Fewer renewable megawatts will be required in this more efficient MVR process that is expected to reduce both the cost of energy used and emissions generated during processing of alumina.
“This technology represents an opportunity to electrify a refining process that is currently powered by fossil fuels, using a renewable solution,” said ARENA CEO, Darren Miller.
The economic and climate-change imperative
Australia is the world’s largest exporter of alumina and the industry is the country’s sixth-largest export earner, valued at $12.7 billion in 2019-20, and employing more than 22,000 people.
It also accounts for around 20% of Australia’s direct, non-electricity (Scope 1) manufacturing emissions, or 11 million tonnes of greenhouse gas emissions each year.

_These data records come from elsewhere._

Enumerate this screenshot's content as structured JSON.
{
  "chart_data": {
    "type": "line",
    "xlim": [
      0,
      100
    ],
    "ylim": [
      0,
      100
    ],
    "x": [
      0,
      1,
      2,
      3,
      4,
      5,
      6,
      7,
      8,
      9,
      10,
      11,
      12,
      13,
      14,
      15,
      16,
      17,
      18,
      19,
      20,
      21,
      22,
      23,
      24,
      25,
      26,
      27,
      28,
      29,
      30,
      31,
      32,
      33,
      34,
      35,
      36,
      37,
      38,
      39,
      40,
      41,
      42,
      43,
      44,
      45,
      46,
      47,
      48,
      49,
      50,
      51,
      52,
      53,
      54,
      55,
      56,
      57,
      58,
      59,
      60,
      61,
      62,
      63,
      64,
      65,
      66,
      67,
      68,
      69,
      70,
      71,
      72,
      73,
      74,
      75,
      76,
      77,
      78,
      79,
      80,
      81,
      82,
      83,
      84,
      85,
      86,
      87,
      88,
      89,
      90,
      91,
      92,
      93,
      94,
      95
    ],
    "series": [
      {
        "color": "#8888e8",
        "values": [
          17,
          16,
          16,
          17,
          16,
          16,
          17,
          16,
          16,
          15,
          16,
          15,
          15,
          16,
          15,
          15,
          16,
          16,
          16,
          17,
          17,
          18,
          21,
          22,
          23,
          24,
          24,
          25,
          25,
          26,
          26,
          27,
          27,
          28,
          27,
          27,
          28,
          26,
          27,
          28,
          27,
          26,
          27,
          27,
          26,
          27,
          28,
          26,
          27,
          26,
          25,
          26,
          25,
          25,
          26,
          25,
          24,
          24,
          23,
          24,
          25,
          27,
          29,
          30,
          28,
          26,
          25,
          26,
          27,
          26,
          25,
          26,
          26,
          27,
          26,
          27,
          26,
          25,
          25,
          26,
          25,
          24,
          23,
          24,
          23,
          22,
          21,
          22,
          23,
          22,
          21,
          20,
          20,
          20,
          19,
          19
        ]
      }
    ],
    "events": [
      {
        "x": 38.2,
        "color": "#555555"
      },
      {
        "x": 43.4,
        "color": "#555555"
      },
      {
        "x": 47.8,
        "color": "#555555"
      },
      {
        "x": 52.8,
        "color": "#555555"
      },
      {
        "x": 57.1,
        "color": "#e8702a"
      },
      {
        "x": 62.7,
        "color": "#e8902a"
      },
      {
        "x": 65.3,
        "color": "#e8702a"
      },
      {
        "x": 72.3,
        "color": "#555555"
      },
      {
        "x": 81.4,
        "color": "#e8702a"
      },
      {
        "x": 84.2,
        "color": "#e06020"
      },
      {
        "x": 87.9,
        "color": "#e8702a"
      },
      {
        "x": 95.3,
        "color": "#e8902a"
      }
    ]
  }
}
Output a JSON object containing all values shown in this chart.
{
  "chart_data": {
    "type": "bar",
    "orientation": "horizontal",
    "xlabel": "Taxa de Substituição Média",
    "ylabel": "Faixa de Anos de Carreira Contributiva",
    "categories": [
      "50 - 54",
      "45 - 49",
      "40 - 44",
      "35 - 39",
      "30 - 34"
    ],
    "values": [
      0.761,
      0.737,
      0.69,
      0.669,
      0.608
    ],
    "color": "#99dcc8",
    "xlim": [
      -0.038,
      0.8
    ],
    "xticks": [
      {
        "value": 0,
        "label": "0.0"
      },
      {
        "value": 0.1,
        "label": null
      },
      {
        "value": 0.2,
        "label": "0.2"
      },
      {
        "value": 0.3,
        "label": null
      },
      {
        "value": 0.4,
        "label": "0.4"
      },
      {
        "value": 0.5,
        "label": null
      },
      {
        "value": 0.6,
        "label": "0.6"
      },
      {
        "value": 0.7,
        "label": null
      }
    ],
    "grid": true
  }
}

The MVR technology “has the potential to be a game changer for the aluminium industry,” said Angus Taylor, Federal Minister for Energy and Emissions Reduction, in a statement announcing the initiative, adding that it “could reduce total domestic emissions by up to 1.5% in future.”
It makes sense for the local industry to distinguish itself as a producer of green aluminium, which is already becoming sought after in supply chains for the automotive industry.
German car manufacturing giant, BMW, recently contracted with Emirates Global Aluminum for an annual 43,000 tonnes of aluminium produced using solar energy.
Bloomberg noted that this was “among the first times that consumers and producers agreed to pay a premium on aluminum with a smaller carbon footprint… The sales indicate that some consumers are willing to pay more for greener aluminum.”
Feasibility first, then it’s full steam ahead
ARENA is contributing $11.3 million towards the $28.2 million project, which will be conducted in two stages.
An initial dual-stream feasibility study will: investigate the technical feasibility and commercial viability of integrating MVR powered by renewable energy in Australian alumina refining processes and consider the commercialisation pathway to retrofit the technology at existing alumina refineries; and complete a detailed assessment for implementation of a full scale 3 megawatt (MW) MVR module at Wagerup.
If the project proves a good fit, it will lead to Stage 2: detailed design, procurement, execution, deployment, integration, commissioning and operation of a full-scale 3 MW MVR module that will be powered by renewable energy, and integrated with the evaporation step of alumina refining.
ARENA says on its project web page that, “Demonstrating successful operation of the technology for evaporation could enable its use to be extended to other process duties, further displacing fossil fuels.”
The construction phase of this Wagerup module is expected to create 25 jobs, but far more significant is the potential to secure those 22,000 positions in an industry that could become more viable and competitive in the context of the global energy transition and consumer demand for greener products.
Miller said, “It’s great to see companies like Alcoa take the initiative to create a pathway to reduce their emissions in what is an energy-intensive, hard-to-abate process.”